Maintenant, je le demande, que peut-il rester de ces caractères et des questions qu’ils font naître, dans une traduction chinoise, tibétaine ou mongole ? Le traducteur, sans doute, en a eu connaissance, puisqu’il a été capable de traduire ; mais il est difficile qu’on en retrouve quelque trace dans sa version, qui, en effaçant cette différence de style, a supprimé tous les moyens que l’original livrait à la critique pour la solution des diverses questions que je rappelais tout à l’heure. Peut-être en passant à l’interprétation des parties poétiques du Saddharma puṇḍarika, par exemple, l’interprète aura-t-il averti que ces morceaux sont écrits dans un style différent et dans un autre dialecte. Ce fait, que je ne puis affirmer, est possible sans doute ; mais il faut convenir qu’une telle indication ne serait pas encore suffisante, et qu’à moins que le traducteur ne donnât un spécimen du style avec le nom du dialecte, on ne pourrait rien décider d’après cette simple indication que le style change. Sans me livrer d’ailleurs à d’inutiles conjectures sur ce que les interprètes chinois et mongols ont pu prendre de soins pour indiquer cette circonstance capitale, je suis en mesure d’affirmer que les Lotsavas ou interprètes tibétains, auxquels on doit la version du Saddharma puṇḍarika contenue dans le Kah-gyur, n’ont eu recours à aucune des précautions faites pour éveiller l’attention du lecteur sur les variétés de dialecte signalées plus haut. Ils ont traduit en prose tibétaine la prose sanscrite, en vers tibétains les vers sanscrits, sans avertir qu’en passant de la première partie de l’original à la seconde on entrait en quelque façon dans un style et dans un ouvrage tout nouveau[1].
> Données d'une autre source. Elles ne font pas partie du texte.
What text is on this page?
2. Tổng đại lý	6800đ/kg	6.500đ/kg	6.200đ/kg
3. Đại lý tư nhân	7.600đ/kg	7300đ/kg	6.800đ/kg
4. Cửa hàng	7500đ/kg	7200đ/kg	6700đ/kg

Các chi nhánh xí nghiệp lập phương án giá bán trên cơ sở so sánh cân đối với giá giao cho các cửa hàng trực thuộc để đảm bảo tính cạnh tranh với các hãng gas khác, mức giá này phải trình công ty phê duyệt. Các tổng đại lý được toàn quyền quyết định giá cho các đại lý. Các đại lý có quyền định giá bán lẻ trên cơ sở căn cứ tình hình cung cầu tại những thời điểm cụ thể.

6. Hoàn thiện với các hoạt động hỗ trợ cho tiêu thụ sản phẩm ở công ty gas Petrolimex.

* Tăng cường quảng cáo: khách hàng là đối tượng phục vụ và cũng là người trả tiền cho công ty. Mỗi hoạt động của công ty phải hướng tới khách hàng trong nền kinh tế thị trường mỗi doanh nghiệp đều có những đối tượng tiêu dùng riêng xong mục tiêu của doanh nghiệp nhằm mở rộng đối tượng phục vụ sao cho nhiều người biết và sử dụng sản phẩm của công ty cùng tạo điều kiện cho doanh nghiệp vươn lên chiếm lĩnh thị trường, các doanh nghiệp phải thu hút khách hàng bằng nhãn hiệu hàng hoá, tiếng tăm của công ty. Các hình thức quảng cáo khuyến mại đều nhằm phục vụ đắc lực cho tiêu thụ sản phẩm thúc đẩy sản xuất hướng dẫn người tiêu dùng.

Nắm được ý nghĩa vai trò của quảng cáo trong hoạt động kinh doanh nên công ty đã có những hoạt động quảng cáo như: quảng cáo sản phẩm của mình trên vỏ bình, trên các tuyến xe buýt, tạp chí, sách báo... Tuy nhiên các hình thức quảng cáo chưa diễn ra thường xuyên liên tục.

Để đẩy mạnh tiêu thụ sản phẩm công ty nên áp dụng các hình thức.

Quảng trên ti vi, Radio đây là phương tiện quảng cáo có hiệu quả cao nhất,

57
Puisque j’ai parlé des interprètes tibétains, qu’il me soit permis, pour justifier le jugement général porté tout à l’heure sur les traductions asiatiques des ouvrages sanscrits du Népâl, de montrer, par un petit nombre d’exemples précis, de quelle manière ils sont infidèles à l’original, soit en traduisant trop, si je puis m’exprimer ainsi, soit en ne traduisant pas assez. Il est clair qu’il ne s’agit pas ici d’une critique du système suivi par ces traducteurs ; ce système est irréprochable : c’est celui d’une littéralité parfaite ; et quand il est appliqué avec rigueur, une version tibétaine représente jusqu’aux derniers traits du texte sanscrit. J’accorde même pour un instant un point qui me paraît encore fort contestable, savoir, qu’on connaît assez en Europe toutes les ressources de la langue tibétaine pour traduire un livre écrit dans cette langue avec autant de

  1. C’est ce que paraissent avoir fait aussi les traducteurs mongols. Ils ont toutefois porté assez d’exactitude dans leur travail pour reproduire les portions versifiées des livres sanscrits, sans s’éloigner, en ce qui touche la position des mots, du génie de l’original ; et en y sacrifiant l’esprit de leur propre langue. Ce fait curieux n’a pas échappé à l’attention de M. Schmidt, qui n’a pas manqué de le signaler. (Mongol. Gramm., p. 161 et 162.)